EDF Innovation Lab
Innovating for electric vehicle charging whilst exploring Blockchain technology
Researcher & product designer
Contract (2016-2017)
Background
EDF innovation lab is a product team that work on future-thinking projects that explore service and technical possibilities that the larger business can incubate and absorb. They work faster and more creatively than the traditional business so that competitive ideas can rise to the surface.
Opportunity
In 2016 the electric vehicle (EV) market was starting to gain traction, however a barrier to uptake was the lack of charging points. Due to this, fully electric vehicles were not as popular as petrol/electric hybrids. Fully electric vehicles were seen as a business opportunity for EDF as they rely solely on electricity and they have the potential to support emissions targets as part of climate change goals so should therefore gain market traction.
Who I worked with
- Product directors and owners
- Lead design
- Full stack developers
- Scrum masters and project managers
- EDF senior stakeholders
Solution
We conceived and created a mobile webapp that allowed chargepoint owners to share their chargepoints with EV drivers (think Airbnb for your home’s chargepoint). It allowed chargepoint owners to specify a fee and manage bookings from EV owners (who were allowed to search, book and pay for the chargepoint). Being a mobile webapp we took advantage of GPS and map capabilities to help guide users to their bookings.
Outcome
One of the project’s business goals was to build the technology that recorded and managed transactions by using Blockchain. This aided the EDF to explore if Blockchain could benefit and be absorbed into the wider business. A hope was that they could move away from their expensive and dated legacy solution to something more flexible and modern however they needed to explore if it supported all of the requirements. We worked with Tata Consulting experts who delivered the Blockchain setup for our developers to integrate into our webapp. (NB. As this engagement was a contract role I wasn’t privy to the outcome of this)
Key activities
Generative user research
After domain research I planned our research study and recruited a panel of EV drivers. We interviewed them in their homes and around their EVs and chargepoints to fully explore their issues with charging. I presented findings and recommendations to the director and lead designer from which we agreed our scope.
UX and product design
Working collaboratively with our fullstack developers and lead designer I mapped out the architecture of the user accounts and payment system to uncover how technology influenced the user interface. Once these constraints were accounted for I produced user flows and wireframes of the entire app so that the team could review. These were later turned into a low-fi prototype which we used to brief in content requirements and user test.
Mobile UI design
From the wireframes I produced hi-fidelity versions of key screens to explore the visual language of the product. These were expanded into a component library with accompanying guidelines for design usage and mobile interactions for developers. I reviewed development of the front end, working on CSS to style elements.

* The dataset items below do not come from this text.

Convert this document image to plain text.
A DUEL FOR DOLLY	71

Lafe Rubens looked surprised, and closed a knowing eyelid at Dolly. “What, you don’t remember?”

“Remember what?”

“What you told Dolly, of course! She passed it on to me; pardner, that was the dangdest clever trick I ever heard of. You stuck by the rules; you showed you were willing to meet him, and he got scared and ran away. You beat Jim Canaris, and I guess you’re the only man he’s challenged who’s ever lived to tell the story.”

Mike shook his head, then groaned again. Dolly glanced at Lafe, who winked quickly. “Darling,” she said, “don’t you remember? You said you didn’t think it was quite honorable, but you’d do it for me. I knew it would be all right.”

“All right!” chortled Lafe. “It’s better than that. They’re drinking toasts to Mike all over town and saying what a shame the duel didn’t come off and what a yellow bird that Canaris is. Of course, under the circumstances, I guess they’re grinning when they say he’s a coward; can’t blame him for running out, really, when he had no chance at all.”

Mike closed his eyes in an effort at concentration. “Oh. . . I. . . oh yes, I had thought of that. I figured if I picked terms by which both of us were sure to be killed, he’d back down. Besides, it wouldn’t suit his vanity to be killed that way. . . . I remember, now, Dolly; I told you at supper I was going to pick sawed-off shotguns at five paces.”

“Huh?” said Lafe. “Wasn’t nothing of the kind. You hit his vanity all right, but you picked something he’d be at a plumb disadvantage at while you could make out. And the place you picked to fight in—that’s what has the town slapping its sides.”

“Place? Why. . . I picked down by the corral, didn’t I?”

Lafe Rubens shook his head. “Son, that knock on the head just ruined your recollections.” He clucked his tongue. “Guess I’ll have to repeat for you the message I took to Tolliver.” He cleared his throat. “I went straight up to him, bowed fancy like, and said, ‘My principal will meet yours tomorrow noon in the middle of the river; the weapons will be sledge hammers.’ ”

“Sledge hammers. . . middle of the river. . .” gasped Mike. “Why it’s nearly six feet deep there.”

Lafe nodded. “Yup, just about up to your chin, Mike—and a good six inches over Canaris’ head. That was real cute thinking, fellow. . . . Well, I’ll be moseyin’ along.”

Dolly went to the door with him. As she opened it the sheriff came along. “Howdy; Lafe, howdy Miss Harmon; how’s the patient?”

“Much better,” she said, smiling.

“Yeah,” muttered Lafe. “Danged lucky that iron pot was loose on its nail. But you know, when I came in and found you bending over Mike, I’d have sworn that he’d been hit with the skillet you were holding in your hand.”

Rapid R&D to support agile sprints
To quickly gather regular user feedback, I recruited a research panel whom I could schedule ongoing test sessions. I worked a sprint ahead of the development team; agreeing on a scope which I spent the first week designing. In the 2nd week I prepared the prototype for user testing and then iterated this for handover for the development sprint. As this was a mobile product I needed to set up mobile testing on both Android and iOS environments.
Lessons learned
- Interviewing users in their environments (contextual enquiry) can provide you with more insights. For a product with a physical user journey (driving and connecting) this was incredibly helpful.
- When working on UI prototypes for mobile, ensure to account for Android and iOS interactions… your prototypes will flunk if you give a user an environment that they’re not used to.